The gardeners on campus, mostly from the neighbouring villages supplementing their farm income, graciously greet me with a ‘ Gudu maarning, saar ’ as I walk by. I don’t believe their English language skills go far beyond their greeting, so it won’t be a common language of communication for us.

So I suspect their use of English is their perception of a cultural etiquette; they see me as belonging to a class (Educated? Professional? In authority?) that requires to be addressed in English.

That is unfortunate. We are near Jagdishpur village in Sonepat, Haryana. I reflected on this as I read in the newspapers the spat that arose after a couple of leaders of the Bharatiya Janata Party, Messrs Rajnath Singh and Mohan Bhagwat, made remarks about the use of English in our society.
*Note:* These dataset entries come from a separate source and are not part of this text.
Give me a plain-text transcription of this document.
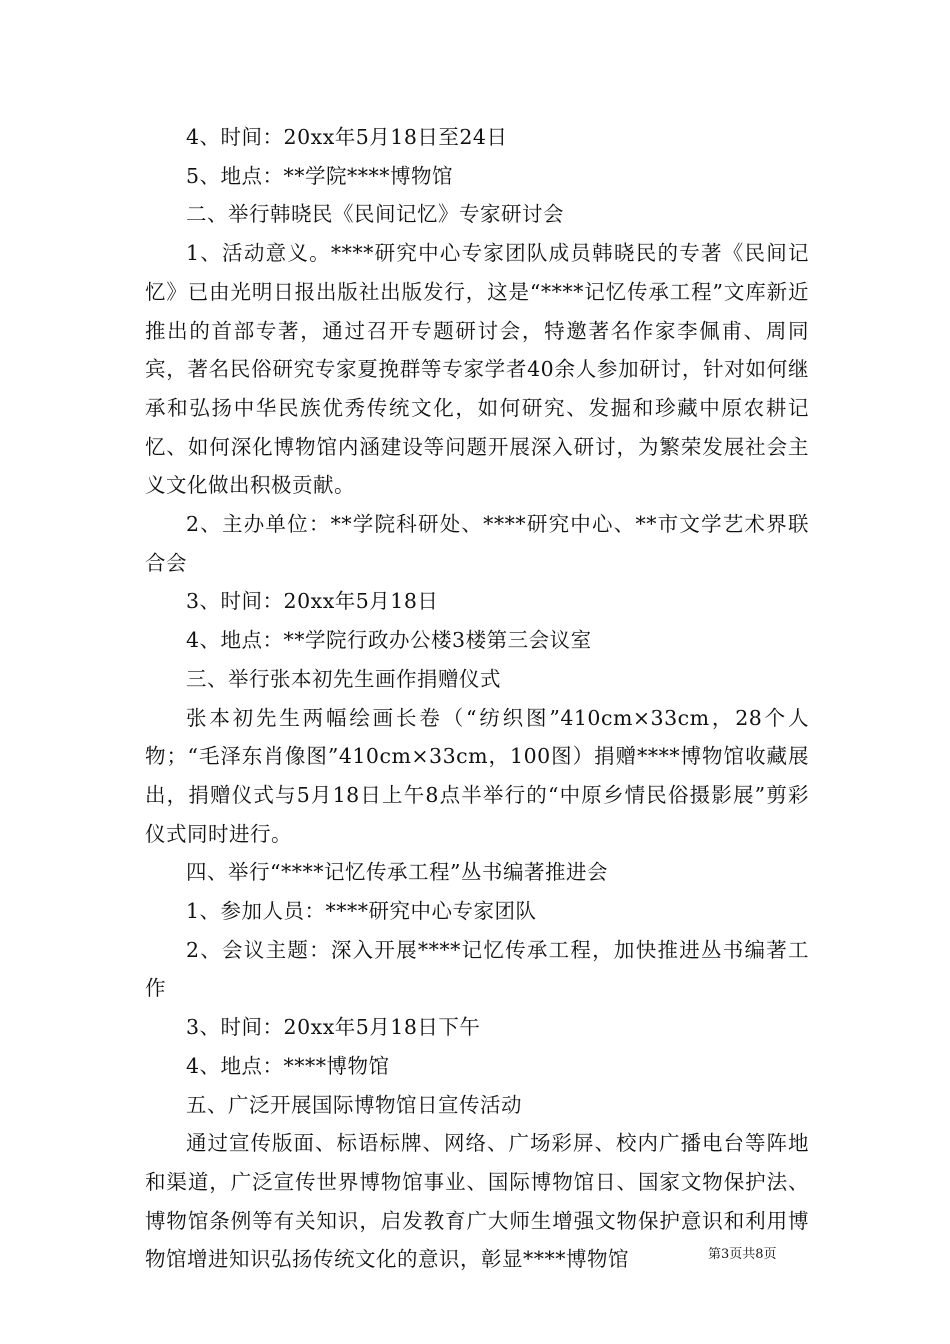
4、时间：20xx年5月18日至24日

5、地点：**学院****博物馆

二、举行韩晓民《民间记忆》专家研讨会

1、活动意义。****研究中心专家团队成员韩晓民的专著《民间记忆》已由光明日报出版社出版发行，这是“****记忆传承工程”文库新近推出的首部专著，通过召开专题研讨会，特邀著名作家李佩甫、周同宾，著名民俗研究专家夏挽群等专家学者40余人参加研讨，针对如何继承和弘扬中华民族优秀传统文化，如何研究、发掘和珍藏中原农耕记忆、如何深化博物馆内涵建设等问题开展深入研讨，为繁荣发展社会主义文化做出积极贡献。

2、主办单位：**学院科研处、****研究中心、**市文学艺术界联合会

3、时间：20xx年5月18日

4、地点：**学院行政办公楼3楼第三会议室

三、举行张本初先生画作捐赠仪式

张本初先生两幅绘画长卷（“纺织图”410cm×33cm，28个人物；“毛泽东肖像图”410cm×33cm，100图）捐赠****博物馆收藏展出，捐赠仪式与5月18日上午8点半举行的“中原乡情民俗摄影展”剪彩仪式同时进行。

四、举行“****记忆传承工程”丛书编著推进会

1、参加人员：****研究中心专家团队

2、会议主题：深入开展****记忆传承工程，加快推进丛书编著工作

3、时间：20xx年5月18日下午

4、地点：****博物馆

五、广泛开展国际博物馆日宣传活动

通过宣传版面、标语标牌、网络、广场彩屏、校内广播电台等阵地和渠道，广泛宣传世界博物馆事业、国际博物馆日、国家文物保护法、博物馆条例等有关知识，启发教育广大师生增强文物保护意识和利用博物馆增进知识弘扬传统文化的意识，彰显****博物馆	第3页共8页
The response in the English press was swift and vicious, opinion mixed with reporting. The nameless correspondent who filed the report in one paper titled it as ‘Rajnath Eng-bashing’. One letter to the editor referred to Singh’s “diatribe against English”.

A columnist referred to his ‘‘railing against the language;’’ a cartoon strip referred to Singh having ‘lampooned’ English.

Problem is complex

I took a second look at the original statements being torn apart. Singh was quoted as saying that knowledge acquired out of English was not harmful, but the Anglicisation that penetrated into the youth was dangerous.

Bhagwat felt that the spread of English had hurt Indian culture and it was an illusion that English was the only means for progress. It seemed to me more like they had the situation I described with the gardeners in mind, rather than ‘bashing,’ or ‘diatribe’ and so on.

Many oped pieces followed ploughing new tracks. There were the usual arguments, a la Macaulay, that English was needed to get jobs. One report interviewed migrants from villages into Mumbai taking English classes, so they could get high paying jobs as drivers for company executives. And there were the expected ones about how knowing English was the reason that Indians got those call centre jobs (clearly the most significant event in our recent development history).

This debate on the role of English in India arises on a regular basis but dies quickly since it does not seem to have staying power. The problem is too complex for sound bytes. It has too many dimensions. One is the question of culture that the politicians raised. Culture is not just skin deep and so seeing the youth in tight jeans and t-shirt does not mean we have lost our culture.

But does hearing almost half the dialogue in any Hindi film today being conducted in English mean a loss of culture, because we are conveying the impression that speaking in English is ‘cool’ and everybody should do it?

It is not a question of English or being doomed to despair, as the press reports make it out to be. It needs to be English in addition to everything else. In today’s globalised world, the more languages you know, the better. Leading business schools, such as INSEAD, are requiring proficiency in at least two foreign languages to improve the effectiveness of their students.

Knowledge creation

The more serious issue that is not being spoken about is that of knowledge creation. You need a language in which to do that and to communicate the knowledge being created.

With such a minority in the country being comfortable with English, and the elite insisting that should be the language of the courts and higher education exclusively, we end up relying on the knowledge created in the English speaking world, most of which is outside India.

With higher education on other languages stunted, it is an enormous waste of a nation’s assets, the brain power of the people, who are more comfortable in languages other than English. Bi-lingual higher education will solve that.

When the general ethos is very heavily oriented towards only one language (English), it inhibits creative activity in other languages.

I see it in the classrooms where students who have studied English as a second language feel overwhelmed by those who grew up speaking English because of an urban anglicised upbringing, and end up remaining quiet and do not speak up in class discussions. I have seen it when a student in the middle of a presentation in English spontaneously breaks into his/her native language to express a point that couldn’t be done in English.

When all these other languages they resort to are their native tongues, there is a resentment that builds up and a feeling of inadequacy that affects self-esteem, apart from being reflected in poorer career opportunities. In a polyglot country like India, knowledge creation has to be multilingual; the situation of the elite speaking in English and the hoi polloi trying it unsuccessfully is not tenable.

Building regional ties

To deviate slightly, I know of no state in India that actively encourages the language of its neighbours to be taught in its schools, which can certainly help their mobility when it comes to jobs, apart from encouraging better neighbourly relations. That is where we should begin — teach our children to be fluent in at least two regional languages apart from English.

At the next step, our educational institutions should gradually move from being only English medium to being bilingual; even if study materials are in English, instruction should be in the local language and in English.

The level of comfort and confidence that will arise in our population when they see that they can speak their native language and be respected for it will be as significant as the various rights to food, education, information, and so on, that is being churned out from Delhi. We need a ‘right to be understood’.

(The author is a professor and dean of the Jindal Global Business School.)